Der Konsum von Shrimps und Garnelen ist nicht nur in Nordamerika und Europa in den letzten Jahrzehnten explosionsartig angestiegen. In jedem Discounter werden Shrimps verkauft und eine Pizza mit Scampis ist genauso selbstverständlich wie Nudeln a la Scampi. Mit der gestiegenen Massenproduktion mussten auch immer mehr Mangrovenwälder weichen. Doch wo kommen die ganzen Shrimps eigentlich her, warum sind sie so billig und was hat die Zerstörung der Mangroven mit ihnen zu tun?
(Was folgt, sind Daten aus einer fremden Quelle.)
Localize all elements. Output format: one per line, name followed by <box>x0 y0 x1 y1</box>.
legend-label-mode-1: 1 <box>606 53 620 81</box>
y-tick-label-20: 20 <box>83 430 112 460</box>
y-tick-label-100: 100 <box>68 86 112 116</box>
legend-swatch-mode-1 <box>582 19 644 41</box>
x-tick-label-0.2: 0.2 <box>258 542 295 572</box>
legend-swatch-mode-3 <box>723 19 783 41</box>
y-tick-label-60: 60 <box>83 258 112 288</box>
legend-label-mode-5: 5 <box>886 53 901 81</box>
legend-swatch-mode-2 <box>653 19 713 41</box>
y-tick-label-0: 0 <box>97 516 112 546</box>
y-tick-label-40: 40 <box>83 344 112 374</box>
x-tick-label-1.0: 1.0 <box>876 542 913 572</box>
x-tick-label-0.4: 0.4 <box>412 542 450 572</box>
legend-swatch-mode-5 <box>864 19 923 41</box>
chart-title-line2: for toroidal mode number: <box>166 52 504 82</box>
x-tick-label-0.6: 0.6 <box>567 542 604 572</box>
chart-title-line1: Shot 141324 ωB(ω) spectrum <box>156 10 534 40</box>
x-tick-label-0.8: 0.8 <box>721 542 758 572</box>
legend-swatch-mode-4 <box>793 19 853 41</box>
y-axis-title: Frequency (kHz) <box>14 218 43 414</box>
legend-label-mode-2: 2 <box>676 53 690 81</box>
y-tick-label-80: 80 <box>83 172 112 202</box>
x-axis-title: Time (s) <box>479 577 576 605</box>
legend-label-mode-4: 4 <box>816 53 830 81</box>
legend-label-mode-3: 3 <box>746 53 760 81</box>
Mangroven bedecken über 60% der tropischen Küsten und bedecken noch geschätzte 16 Millionen Hektar weltweit (Mangroveactionproject). Eine ihrer besonderen Eigenschaften ist die Fähigkeit in stark salzhaltigen Wasser zu wachsen, Umstände an denen die meisten anderen Bäume zu Grunde gehen würden. Über spezielle Drüsen in den Blättern kann überschüssiges Salz ausgeschieden werden oder aber es wird in den Blättern gelagert, die dann schließlich abgeworfen werden. Im Laufe der Jahrtausende haben Mangrovenbäume unterschiedliche Wurzelformen entwickelt um zum Einen Halt in den sandigen Untergrund zu finden, in denen sie wachsen, und zum Anderen mit speziell umgebildeten Luftwurzeln an kostbaren Sauerstoff zu gelangen. Diese besonderen Eigenschaften ermöglichen es ihnen in Gebieten zu wachsen und damit Lebensräume zu schaffen, in denen viele andere Pflanzen keine Chance hätten – im Salz- und Brackwasser.
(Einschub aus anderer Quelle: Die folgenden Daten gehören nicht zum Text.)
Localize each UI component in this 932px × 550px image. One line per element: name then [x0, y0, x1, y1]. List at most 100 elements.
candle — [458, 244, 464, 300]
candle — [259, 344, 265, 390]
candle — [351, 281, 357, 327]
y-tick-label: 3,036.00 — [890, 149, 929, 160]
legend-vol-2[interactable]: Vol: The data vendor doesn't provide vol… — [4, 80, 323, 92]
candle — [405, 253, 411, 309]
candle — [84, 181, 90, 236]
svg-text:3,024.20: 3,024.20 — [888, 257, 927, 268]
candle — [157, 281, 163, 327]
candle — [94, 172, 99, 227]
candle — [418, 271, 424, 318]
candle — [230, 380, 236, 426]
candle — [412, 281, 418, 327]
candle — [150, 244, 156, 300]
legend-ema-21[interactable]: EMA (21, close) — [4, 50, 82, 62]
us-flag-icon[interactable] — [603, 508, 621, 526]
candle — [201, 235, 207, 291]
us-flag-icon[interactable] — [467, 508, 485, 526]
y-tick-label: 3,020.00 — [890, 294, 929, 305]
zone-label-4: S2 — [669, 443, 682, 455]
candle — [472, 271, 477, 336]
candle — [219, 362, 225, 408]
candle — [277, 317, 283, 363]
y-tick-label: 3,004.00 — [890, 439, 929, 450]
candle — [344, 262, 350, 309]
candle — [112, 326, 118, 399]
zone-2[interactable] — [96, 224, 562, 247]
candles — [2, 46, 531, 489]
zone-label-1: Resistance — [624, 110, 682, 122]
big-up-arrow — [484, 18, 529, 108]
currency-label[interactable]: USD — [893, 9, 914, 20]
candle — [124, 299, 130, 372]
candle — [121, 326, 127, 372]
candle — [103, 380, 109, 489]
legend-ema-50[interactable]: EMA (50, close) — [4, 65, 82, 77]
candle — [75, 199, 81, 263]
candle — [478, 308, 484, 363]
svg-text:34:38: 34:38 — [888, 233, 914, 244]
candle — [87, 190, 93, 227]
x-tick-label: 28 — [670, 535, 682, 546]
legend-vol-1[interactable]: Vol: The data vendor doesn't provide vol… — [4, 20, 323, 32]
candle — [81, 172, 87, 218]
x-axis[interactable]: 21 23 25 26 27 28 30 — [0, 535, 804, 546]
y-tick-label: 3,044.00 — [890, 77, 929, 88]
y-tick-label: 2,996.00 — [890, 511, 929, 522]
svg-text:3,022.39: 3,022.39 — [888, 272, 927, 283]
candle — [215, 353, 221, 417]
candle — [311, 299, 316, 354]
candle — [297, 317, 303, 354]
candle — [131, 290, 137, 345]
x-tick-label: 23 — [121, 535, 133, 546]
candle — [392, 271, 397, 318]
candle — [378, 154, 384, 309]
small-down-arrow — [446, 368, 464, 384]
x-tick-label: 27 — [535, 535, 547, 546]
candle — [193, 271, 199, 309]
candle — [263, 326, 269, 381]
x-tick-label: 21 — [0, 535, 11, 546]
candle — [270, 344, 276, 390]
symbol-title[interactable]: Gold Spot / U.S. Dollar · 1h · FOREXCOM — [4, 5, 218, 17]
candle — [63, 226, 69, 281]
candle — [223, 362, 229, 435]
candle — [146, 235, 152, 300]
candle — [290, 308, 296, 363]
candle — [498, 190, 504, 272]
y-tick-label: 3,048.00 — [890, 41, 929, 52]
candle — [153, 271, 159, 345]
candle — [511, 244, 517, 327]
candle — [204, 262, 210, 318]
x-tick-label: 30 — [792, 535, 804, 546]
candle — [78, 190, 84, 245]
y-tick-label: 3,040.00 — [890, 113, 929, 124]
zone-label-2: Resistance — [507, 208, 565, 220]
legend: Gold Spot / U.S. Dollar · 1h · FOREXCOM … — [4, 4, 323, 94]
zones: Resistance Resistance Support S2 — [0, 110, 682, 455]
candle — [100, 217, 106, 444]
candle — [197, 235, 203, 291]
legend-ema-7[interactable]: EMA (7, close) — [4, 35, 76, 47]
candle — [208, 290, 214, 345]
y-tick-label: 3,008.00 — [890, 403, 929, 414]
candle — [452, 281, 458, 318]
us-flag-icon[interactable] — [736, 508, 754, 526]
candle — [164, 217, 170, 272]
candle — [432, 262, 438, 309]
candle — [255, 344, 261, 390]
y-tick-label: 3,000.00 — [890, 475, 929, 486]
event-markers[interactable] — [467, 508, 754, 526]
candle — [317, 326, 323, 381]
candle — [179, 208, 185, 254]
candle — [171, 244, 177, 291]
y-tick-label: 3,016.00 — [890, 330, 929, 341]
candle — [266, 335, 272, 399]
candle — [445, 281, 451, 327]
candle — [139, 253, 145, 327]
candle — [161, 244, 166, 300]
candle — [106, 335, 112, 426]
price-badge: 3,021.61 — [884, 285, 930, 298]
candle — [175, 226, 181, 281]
Mangrovenwälder bilden Komplexe Ökosysteme, die geschützt werden müssen

Mangroven bilden Lebensräume für eine Vielzahl bedrohter Tierarten. © Tom Vierus
Mangroven bilden Lebensräume für eine Vielzahl bedrohter Tierarten. © Tom Vierus

Mangrovenwälder erfüllen viele wichtige Aufgaben in ihrer Umwelt und sind ein unverzichtbares Bindeglied zwischen Landmasse und Meer. Sie dienen mit ihren großen Wurzeln als natürlicher Erosionsschutz und schützen Küsten vor herannahenden Fluten in dem sie Wellenergie absorbieren. Ihr Holz dient ansässigen Menschen als Rohstoff und viele der in Mangrovenwäder vorkommenden Tiere können als Nahrungsquelle genutzt werden. Die Artenvielfalt in den dichten Wäldern ist unglaublich groß, von Krabben im Boden, über unzählige Fische und andere Meeresbewohner die Schutz im Wurzelgeflecht der Bäume suchen bis über Vögel und Reptilien in den Baumkronen. Viele bedrohte Tierarten leben hier wie z.B. der Bengalische Tiger, der Nasenaffe oder die Fischkatze. Mangrovenwäder sind außerdem Kinderstuben zahlreicher Rifffische, da Jungtiere dort Schutz finden und solange bleiben bis sie groß genug sind, um zu Korallenriffen, Seegraswiesen oder aber ins offene Meer zu emmigrieren. Sogar im weltweiten Kohlenstoffkreislauf spielen sie eine bedeutende Rolle: in dem sie riesige Mengen Kohlenstoff speichern (herabfallende Blätter, die im Boden vergraben werden und die riesigen Wurzelsysteme enthalten alle Kohlenstoff) tragen sie massgeblich dazu bei das Klima nachhaltig zu entlasten und den von uns Menschen durcheinander gebrachteten Kohlenstoffdioxid-Ausstoß abzufedern.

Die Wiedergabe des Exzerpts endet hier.